Get unique list of main characters

In [34]:
character_list = list(set(get_main_characters(text_list[0]) + get_main_characters(text_list[1])+
                              get_main_characters(text_list[2]) + get_main_characters(text_list[3])))
                              
character_list

[u'DAVOS',
 u'THEON',
 u'BRIENNE',
 u'SAMWELL',
 u'SANSA',
 u'CERSEI',
 u'JAIME',
 u'CATELYN',
 u'TYRION',
 u'DAENERYS',
 u'ARYA',
 u'BRAN',
 u'JON']

In [36]:
#4 lists of text (4 books)
text_line = [' '.join(line) for line in text_list]
#4 lists of tokenized text
text_token = [line.split() for line in text_line]
text_token[0][:15]

[u'PROLOGUE',
 u'The',
 u"comet's",
 u'tail',
 u'spread',
 u'across',
 u'the',
 u'dawn,',
 u'a',
 u'red',
 u'slash',
 u'that',
 u'bled',
 u'above',
 u'the']

In [40]:
df = pd.DataFrame(columns=['Character', 'Book', 'Offset'])
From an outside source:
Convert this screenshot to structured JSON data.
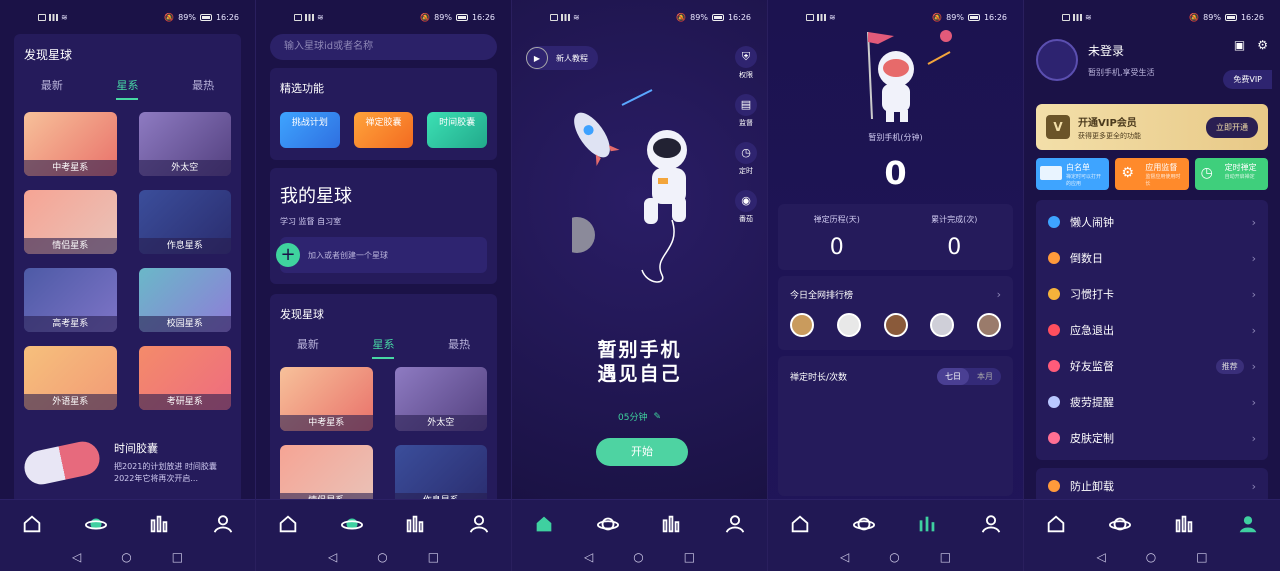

num_occurrences = {character:0 for character in character_list}
for book in range(len(text_token)):
    for character in character_list:
        for offset in range(len(text_token[book])):
            if character.lower() in text_token[book][offset].lower():
                df = df.append(pd.Series([character, book, offset], index=df.columns), ignore_index=True)
                num_occurrences[character] += 1
                
num_occurrences

{u'ARYA': 1186,
 u'BRAN': 1224,
 u'BRIENNE': 723,
 u'CATELYN': 628,
 u'CERSEI': 1084,
 u'DAENERYS': 288,
 u'DAVOS': 688,
 u'JAIME': 1417,
 u'JON': 2429,
 u'SAMWELL': 62,
 u'SANSA': 974,
 u'THEON': 931,
 u'TYRION': 2065}

Characters that don't go by their full name don't show up as much as they should(eg. DANY, SAM).